O delator faz duas distinções quanto ao montante de meio bilhão de reais: R$ 400 milhões seriam propina, e R$ 100 milhões, não; e outra, distinta, em que diz que R$ 400 milhões seriam doações oficiais, e R$ 100 milhões, não, por nota fiscal fria. Ele não deixa claro se os valores estimados iguais coincidem. A despeito de narrar “diversas maneiras” de fazer repasses a agentes públicos, Joesley ressalta que o mais comum era entregar dinheiro em espécie.
Entre os citados por Ricardo Saud está o atual governador de Minas Gerais, Fernando Pimentel (PT). Ele teria recebido R$ 4,5 milhões da empresa para financiar sua campanha. Na época, Pimentel era ministro do Desenvolvimento e pleiteava ser o candidato do PT a governador.

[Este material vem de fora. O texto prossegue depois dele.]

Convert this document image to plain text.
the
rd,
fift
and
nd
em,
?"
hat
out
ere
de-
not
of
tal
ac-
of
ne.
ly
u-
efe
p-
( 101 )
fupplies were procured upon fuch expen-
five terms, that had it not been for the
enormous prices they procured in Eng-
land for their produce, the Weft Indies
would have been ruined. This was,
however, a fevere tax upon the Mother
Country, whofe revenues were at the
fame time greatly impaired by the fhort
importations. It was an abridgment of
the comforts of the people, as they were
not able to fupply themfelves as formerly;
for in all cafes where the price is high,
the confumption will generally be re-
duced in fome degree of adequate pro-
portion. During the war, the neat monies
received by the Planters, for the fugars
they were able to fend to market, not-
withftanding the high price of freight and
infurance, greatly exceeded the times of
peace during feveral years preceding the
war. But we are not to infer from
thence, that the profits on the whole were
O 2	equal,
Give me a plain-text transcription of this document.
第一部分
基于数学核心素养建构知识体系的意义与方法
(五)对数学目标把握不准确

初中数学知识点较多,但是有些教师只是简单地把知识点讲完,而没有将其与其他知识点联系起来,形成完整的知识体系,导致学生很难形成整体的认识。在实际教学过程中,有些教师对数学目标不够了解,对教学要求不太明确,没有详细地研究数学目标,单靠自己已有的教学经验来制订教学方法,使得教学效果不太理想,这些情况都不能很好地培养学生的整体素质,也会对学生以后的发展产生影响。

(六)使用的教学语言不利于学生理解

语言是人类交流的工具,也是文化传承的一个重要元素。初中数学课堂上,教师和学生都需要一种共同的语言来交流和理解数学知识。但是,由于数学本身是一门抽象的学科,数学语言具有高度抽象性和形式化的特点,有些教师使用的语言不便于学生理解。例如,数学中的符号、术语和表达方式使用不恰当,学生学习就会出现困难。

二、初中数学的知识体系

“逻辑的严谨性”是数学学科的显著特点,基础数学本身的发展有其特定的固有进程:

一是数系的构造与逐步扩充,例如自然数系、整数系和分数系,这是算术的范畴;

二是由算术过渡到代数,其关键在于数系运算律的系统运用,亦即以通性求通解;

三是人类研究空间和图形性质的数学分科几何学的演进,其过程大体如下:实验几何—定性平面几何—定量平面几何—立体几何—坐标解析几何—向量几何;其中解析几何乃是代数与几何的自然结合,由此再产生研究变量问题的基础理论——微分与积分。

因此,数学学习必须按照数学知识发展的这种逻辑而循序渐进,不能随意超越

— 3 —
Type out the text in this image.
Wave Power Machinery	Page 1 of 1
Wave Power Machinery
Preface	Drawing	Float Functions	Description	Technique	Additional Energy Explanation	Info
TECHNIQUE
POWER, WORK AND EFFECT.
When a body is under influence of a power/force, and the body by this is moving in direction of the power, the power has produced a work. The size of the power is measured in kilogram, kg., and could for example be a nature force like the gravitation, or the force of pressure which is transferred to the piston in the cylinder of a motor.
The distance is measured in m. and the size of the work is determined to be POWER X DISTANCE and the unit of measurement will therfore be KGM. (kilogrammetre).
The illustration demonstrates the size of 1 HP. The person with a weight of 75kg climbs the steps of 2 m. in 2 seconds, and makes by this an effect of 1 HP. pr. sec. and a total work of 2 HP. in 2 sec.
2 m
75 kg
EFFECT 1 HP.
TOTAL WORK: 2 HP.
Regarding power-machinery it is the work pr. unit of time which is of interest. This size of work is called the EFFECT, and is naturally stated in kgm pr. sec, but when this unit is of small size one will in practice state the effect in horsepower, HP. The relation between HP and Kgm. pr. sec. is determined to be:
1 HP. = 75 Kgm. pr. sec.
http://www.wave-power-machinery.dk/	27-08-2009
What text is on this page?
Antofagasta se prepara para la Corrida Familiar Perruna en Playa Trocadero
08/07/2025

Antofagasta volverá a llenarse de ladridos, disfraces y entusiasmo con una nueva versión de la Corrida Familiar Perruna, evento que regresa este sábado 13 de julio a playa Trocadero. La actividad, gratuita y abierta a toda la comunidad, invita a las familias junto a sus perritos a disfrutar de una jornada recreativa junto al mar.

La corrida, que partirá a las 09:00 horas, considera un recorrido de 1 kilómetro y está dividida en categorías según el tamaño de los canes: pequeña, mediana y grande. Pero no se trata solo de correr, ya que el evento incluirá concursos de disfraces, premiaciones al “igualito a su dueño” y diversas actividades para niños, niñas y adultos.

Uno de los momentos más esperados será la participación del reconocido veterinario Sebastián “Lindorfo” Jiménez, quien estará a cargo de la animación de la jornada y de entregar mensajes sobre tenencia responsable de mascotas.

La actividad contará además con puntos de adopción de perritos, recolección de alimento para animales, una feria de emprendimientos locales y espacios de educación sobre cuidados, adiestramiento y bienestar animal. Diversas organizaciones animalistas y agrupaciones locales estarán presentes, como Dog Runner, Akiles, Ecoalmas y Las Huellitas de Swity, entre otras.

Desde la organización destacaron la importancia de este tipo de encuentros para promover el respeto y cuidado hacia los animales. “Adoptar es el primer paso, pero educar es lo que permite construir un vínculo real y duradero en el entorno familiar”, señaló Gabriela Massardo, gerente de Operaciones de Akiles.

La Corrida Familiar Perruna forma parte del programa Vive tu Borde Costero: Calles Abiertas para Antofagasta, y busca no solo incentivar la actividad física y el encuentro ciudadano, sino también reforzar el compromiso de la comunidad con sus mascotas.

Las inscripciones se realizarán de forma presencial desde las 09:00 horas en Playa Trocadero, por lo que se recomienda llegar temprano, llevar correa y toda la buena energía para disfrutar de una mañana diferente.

A pedido do então ministro, segundo Saud, a JBS repassava R$ 300 mil mensais para o escritório de advocacia Andrade, Antunes e Henriques, em Belo Horizonte, por meio de notas frias. Os pagamentos foram feitos de agosto de 2013 até outubro de 2014 e a propina foi nomeada de “mensalinho”.
Em uma rede social, Pimentel afirmou que a acusação é “leviana e mentirosa”. Segundo ele, as afirmações de Joesley em relação a ele não têm “nenhum suporte em provas ou evidências materiais”.
FAVORECIMENTO
O diretor da JBS também disse que Antonio Gavazzoni, secretário da Fazenda de Santa Catarina, pediu recursos para a reeleição do governador Raimundo Colombo (PSD), em 2014. Em troca, Colombo deveria facilitar os processos de licitação para compra da Companhia Catarinense de Águas e Saneamento (Casan), pois a JBS queria criar uma empresa para investir no setor de saneamento.
Segundo Saud, foi acertado um valor de R$ 10 milhões, dos quais R$ 2 milhões foram pagos em dinheiro vivo por intermédio de Guto Angeloni, do supermercado Angeloni, que não sabia que a atividade era ilícita. O pagamento foi feito por uma nota fiscal emitida pela JBS. Os outros R$ 8 milhões foram pagos no PSD nacional carimbado para a candidatura de Colombo.
Em nota, a assessoria de Colombo disse que ele contesta “com veemência" as acusações. Gavazzoni, também em nota, declarou nunca ter tratado de assuntos da Casan com executivos da JBS.